Providers argue that much of the data the cost reports collect are unnecessary, and the reports are so difficult to compile that much of the information is many months, or even years, old by the time it's released. GAAP figures are already used by hospitals to report their financial results to their boards and administrators, investors and other government agencies.
"The problem with a lot of the cost report data is it doesn't reflect the financial situation of the hospital," says Marc Lowry, a director at Clark, Lowry & Koortbojian in Sacramento, Calif., a consulting firm that specializes in cost reports and has advised the AHA. He estimates the Medicare cost report could be slimmed down by at least a half.
Fay says the cost reports take so much time because all transactions must be evaluated to determine how they should be treated for Medicare accounting purposes. Medicare has its own capital-depreciation schedules and its own rules for calculating expenses for leases and interest payments, which are different from those used in the rest of the business world.
He argues that in states such as California and Florida, where hospitals are required to report financial data every quarter, both the government and the industry are better informed about how hospitals are performing. He acknowledges that public access to timely financial results can have a drawback. Namely, the information could be used by health plans to negotiate more-favorable contract terms with providers. Nevertheless, "It's good information to have," he says.

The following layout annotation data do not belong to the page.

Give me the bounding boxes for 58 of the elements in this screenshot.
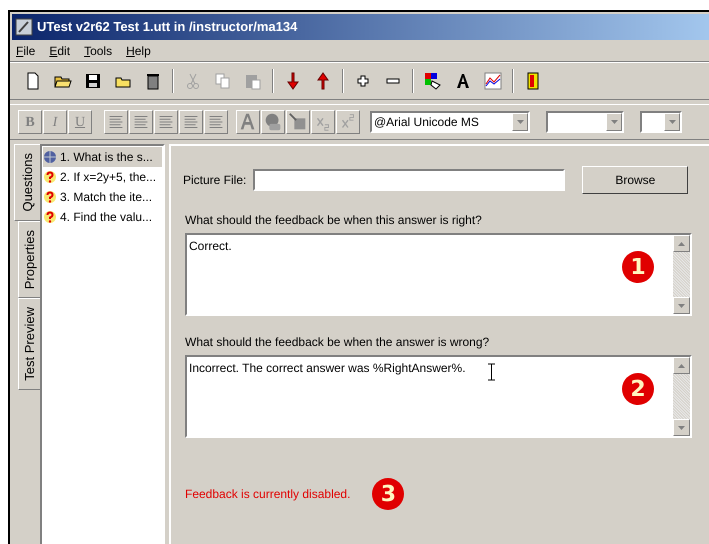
question-label: What should the feedback be when the answer is wrong? [185, 334, 490, 351]
callout-badge: 2 [622, 373, 654, 405]
question-mark-icon [43, 170, 57, 184]
font-combo[interactable] [640, 111, 682, 133]
feedback-text-area[interactable]: Incorrect. The correct answer was %RightAnswer%. 2 [185, 355, 692, 438]
paste-icon[interactable] [244, 72, 262, 90]
menu-item[interactable]: Tools [84, 42, 112, 60]
up-arrow-icon [678, 364, 685, 368]
scrollbar[interactable] [673, 235, 690, 314]
browse-button[interactable]: Browse [582, 166, 688, 194]
side-tab[interactable]: Properties [18, 220, 40, 298]
question-item[interactable]: 1. What is the s... [43, 147, 162, 167]
globe-icon [43, 150, 57, 164]
align-icon[interactable] [154, 110, 178, 134]
subscript-icon[interactable] [311, 110, 335, 134]
caret-icon [610, 120, 618, 124]
picture-file-field[interactable] [253, 169, 566, 191]
font-combo[interactable]: @Arial Unicode MS [370, 111, 530, 133]
align-icon[interactable] [179, 110, 203, 134]
side-tab[interactable]: Test Preview [18, 298, 40, 390]
up-arrow-icon[interactable] [314, 72, 332, 90]
document-icon [15, 18, 33, 36]
callout-badge: 3 [372, 478, 404, 510]
caret-icon [668, 120, 676, 124]
font-icon[interactable] [454, 72, 472, 90]
save-icon[interactable] [84, 72, 102, 90]
question-mark-icon [43, 190, 57, 204]
text-cursor-icon [487, 363, 496, 381]
feedback-text-area[interactable]: Correct. 1 [185, 233, 692, 316]
caret-icon [516, 120, 524, 124]
question-item[interactable]: 4. Find the valu... [43, 207, 162, 227]
copy-icon[interactable] [214, 72, 232, 90]
question-item[interactable]: 2. If x=2y+5, the... [43, 167, 162, 187]
side-tab[interactable]: Questions [14, 144, 40, 221]
align-icon[interactable] [204, 110, 228, 134]
question-label: What should the feedback be when this answer is right? [185, 212, 483, 229]
up-arrow-icon [678, 242, 685, 246]
align-icon[interactable] [129, 110, 153, 134]
question-mark-icon [43, 210, 57, 224]
font-combo[interactable] [546, 111, 624, 133]
window-title: UTest v2r62 Test 1.utt in /instructor/ma134 [37, 18, 298, 36]
callout-badge: 1 [622, 251, 654, 283]
down-arrow-icon [678, 426, 685, 430]
question-item[interactable]: 3. Match the ite... [43, 187, 162, 207]
chart-icon[interactable] [484, 72, 502, 90]
menu-item[interactable]: Edit [49, 42, 70, 60]
down-arrow-icon[interactable] [284, 72, 302, 90]
feedback-status-text: Feedback is currently disabled. [185, 486, 350, 503]
palette-icon[interactable] [424, 72, 442, 90]
fill-color-icon[interactable] [261, 110, 285, 134]
align-icon[interactable] [104, 110, 128, 134]
scrollbar[interactable] [673, 357, 690, 436]
menu-item[interactable]: File [16, 42, 36, 60]
menu-item[interactable]: Help [126, 42, 151, 60]
trash-icon[interactable] [144, 72, 162, 90]
down-arrow-icon [678, 304, 685, 308]
field-label: Picture File: [183, 172, 246, 189]
superscript-icon[interactable] [336, 110, 360, 134]
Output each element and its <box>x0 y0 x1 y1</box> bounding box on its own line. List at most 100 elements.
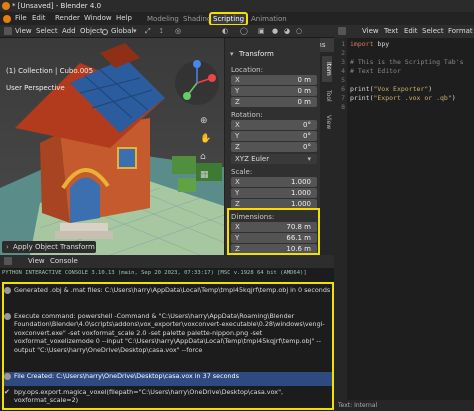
object-menu[interactable]: Object <box>80 25 103 38</box>
blender-menu-icon[interactable] <box>3 15 11 23</box>
console-message: Generated .obj & .mat files: C:\Users\ha… <box>2 286 332 310</box>
text-edit-menu[interactable]: Edit <box>404 25 418 38</box>
text-format-menu[interactable]: Format <box>448 25 473 38</box>
editor-type-icon[interactable] <box>338 27 346 35</box>
line-number: 6 <box>341 85 345 93</box>
view-perspective-label: User Perspective <box>6 84 65 92</box>
line-number: 1 <box>341 40 345 48</box>
scale-y-field[interactable]: Y 1.000 <box>231 188 317 198</box>
info-icon <box>4 313 11 320</box>
console-message: Execute command: powershell -Command & "… <box>2 312 332 370</box>
last-operator-panel[interactable]: › Apply Object Transform <box>2 241 96 253</box>
shading-solid-icon[interactable]: ● <box>272 25 278 38</box>
console-header: View Console <box>0 255 334 268</box>
info-icon <box>4 287 11 294</box>
console-message-text: Generated .obj & .mat files: C:\Users\ha… <box>14 286 331 294</box>
scale-z-field[interactable]: Z 1.000 <box>231 199 317 209</box>
visibility-icon[interactable]: ◐ <box>222 25 228 38</box>
active-collection-label: (1) Collection | Cubo.005 <box>6 67 94 75</box>
dimension-z-field[interactable]: Z 10.6 m <box>231 244 317 254</box>
line-number: 8 <box>341 103 345 111</box>
overlay-icon[interactable]: ◯ <box>240 25 248 38</box>
orientation-select[interactable]: Global <box>111 25 133 38</box>
python-console[interactable]: PYTHON INTERACTIVE CONSOLE 3.10.13 (main… <box>0 268 334 411</box>
rotation-mode-select[interactable]: XYZ Euler ▾ <box>231 154 317 164</box>
code-line: # Text Editor <box>350 67 401 75</box>
add-menu[interactable]: Add <box>62 25 76 38</box>
pivot-icon[interactable]: ⤢ <box>145 25 151 38</box>
shading-material-icon[interactable]: ◕ <box>284 25 290 38</box>
location-label: Location: <box>231 66 263 74</box>
zoom-icon[interactable]: ⊕ <box>200 116 208 126</box>
tab-view[interactable]: View <box>322 110 332 134</box>
rotation-label: Rotation: <box>231 111 263 119</box>
menu-file[interactable]: File <box>15 12 27 25</box>
line-number: 7 <box>341 94 345 102</box>
navigation-gizmo[interactable] <box>172 58 222 108</box>
operator-label: Apply Object Transform <box>13 243 95 251</box>
pan-hand-icon[interactable]: ✋ <box>200 134 211 144</box>
viewport-header: View Select Add Object Global ▾ ⤢ ⟟ ◎ ◐ … <box>0 25 334 38</box>
proportional-edit-icon[interactable]: ◎ <box>175 25 181 38</box>
menu-bar: File Edit Render Window Help Modeling Sh… <box>0 12 474 26</box>
snap-icon[interactable]: ⟟ <box>160 25 163 38</box>
console-view-menu[interactable]: View <box>28 255 45 268</box>
text-view-menu[interactable]: View <box>362 25 379 38</box>
location-x-field[interactable]: X0 m <box>231 75 317 85</box>
console-message: File Created: C:\Users\harry\OneDrive\De… <box>2 372 332 386</box>
code-line: print("Export .vox or .qb") <box>350 94 456 102</box>
rotation-z-field[interactable]: Z 0° <box>231 142 317 152</box>
menu-edit[interactable]: Edit <box>32 12 46 25</box>
scale-label: Scale: <box>231 168 253 176</box>
line-number: 3 <box>341 58 345 66</box>
check-icon: ✔ <box>4 388 10 396</box>
window-title: * [Unsaved] - Blender 4.0 <box>12 2 102 10</box>
blender-logo-icon <box>2 2 10 10</box>
transform-panel-header[interactable]: Transform <box>239 50 274 58</box>
dimensions-label: Dimensions: <box>231 213 275 221</box>
text-editor-header: View Text Edit Select Format <box>334 25 474 38</box>
select-menu[interactable]: Select <box>36 25 58 38</box>
tab-animation[interactable]: Animation <box>248 13 290 25</box>
grid-icon[interactable]: ▦ <box>200 170 209 180</box>
dimension-y-field[interactable]: Y 66.1 m <box>231 233 317 243</box>
editor-type-icon[interactable] <box>4 27 12 35</box>
chevron-down-icon[interactable]: ▾ <box>230 50 234 58</box>
sidebar-n-panel: ▾ Transform Location: X0 m Y0 m Z0 m Rot… <box>224 38 320 255</box>
location-y-field[interactable]: Y0 m <box>231 86 317 96</box>
menu-render[interactable]: Render <box>55 12 80 25</box>
code-line: import bpy <box>350 40 390 48</box>
tab-item[interactable]: Item <box>322 56 332 82</box>
tab-tool[interactable]: Tool <box>322 84 332 108</box>
camera-icon[interactable]: ⌂ <box>200 152 206 162</box>
sidebar-tabs: Item Tool View <box>320 52 334 255</box>
location-z-field[interactable]: Z0 m <box>231 97 317 107</box>
scale-x-field[interactable]: X 1.000 <box>231 177 317 187</box>
menu-window[interactable]: Window <box>84 12 112 25</box>
editor-type-icon[interactable] <box>4 257 12 265</box>
console-message-text: Execute command: powershell -Command & "… <box>14 312 325 354</box>
code-line: # This is the Scripting Tab's <box>350 58 464 66</box>
text-menu[interactable]: Text <box>384 25 398 38</box>
xray-icon[interactable]: ▣ <box>258 25 265 38</box>
title-bar: * [Unsaved] - Blender 4.0 <box>0 0 474 12</box>
console-message-text: File Created: C:\Users\harry\OneDrive\De… <box>14 372 239 380</box>
chevron-down-icon[interactable]: ▾ <box>133 25 137 38</box>
transform-orientation-icon <box>102 29 108 35</box>
console-message: ✔ bpy.ops.export.magica_voxel(filepath="C… <box>2 388 332 408</box>
shading-rendered-icon[interactable]: ○ <box>296 25 302 38</box>
menu-help[interactable]: Help <box>116 12 132 25</box>
view-menu[interactable]: View <box>15 25 32 38</box>
code-line: print("Vox Exporter") <box>350 85 433 93</box>
dimension-x-field[interactable]: X 70.8 m <box>231 222 317 232</box>
line-number: 4 <box>341 67 345 75</box>
text-select-menu[interactable]: Select <box>422 25 444 38</box>
text-status: Text: Internal <box>334 400 474 411</box>
rotation-x-field[interactable]: X 0° <box>231 120 317 130</box>
console-menu[interactable]: Console <box>50 255 78 268</box>
python-console-header: PYTHON INTERACTIVE CONSOLE 3.10.13 (main… <box>2 270 307 276</box>
tab-scripting[interactable]: Scripting <box>208 12 249 26</box>
rotation-y-field[interactable]: Y 0° <box>231 131 317 141</box>
chevron-right-icon: › <box>6 243 9 251</box>
tab-modeling[interactable]: Modeling <box>144 13 182 25</box>
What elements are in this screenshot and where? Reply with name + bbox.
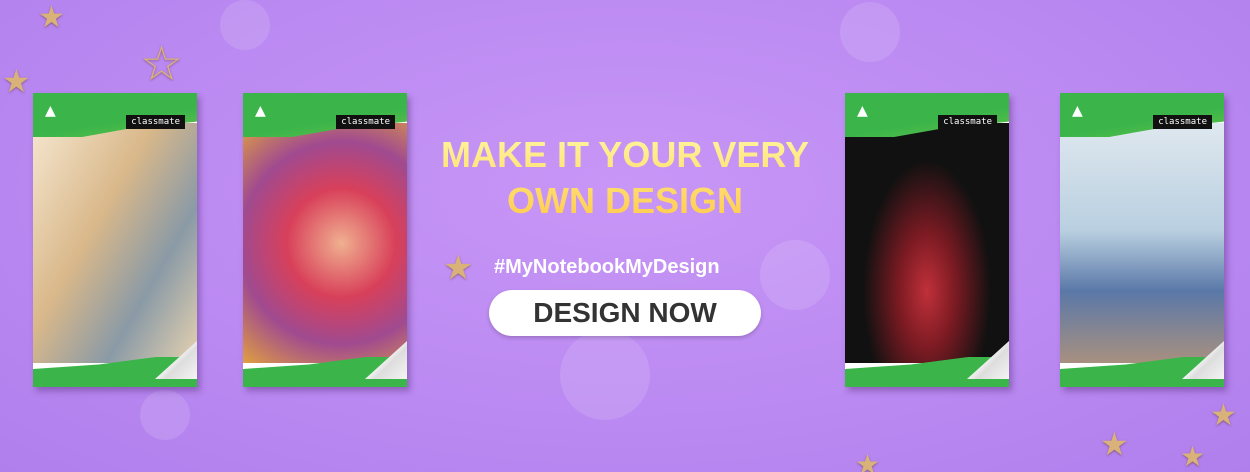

Although some providers have proposed eliminating the cost report, such a move could come back to bite them. Congress eliminated the reports for hospices in 1989 because they were deemed an unnecessary paperwork burden on hospices, which have always been paid prospectively. But cost reports for hospices were resurrected 10 years later after the hospice industry said it was losing money on Medicare patients. The National Hospice and Palliative Care Organization supports some form of cost reporting as a way to measure whether reimbursements are keeping pace with costs, although it would like the reports simplified, says Stephen Connor, the group's vice president of research and development.
One key party that has yet to weigh in publicly on the matter is the Medicare Payment Advisory Commission, which advises Congress on Medicare rates. Jack Ashby, MedPAC's hospital research director, says cost reporting in some form is critical. "Lacking that information, you have no way of assessing the adequacy of the payments we make," he says.
Some version of reform appears inevitable. MedPAC recently decided to study to what extent simplification would compromise accuracy, Ashby says. The commission expects to reach some detailed conclusions within the next year.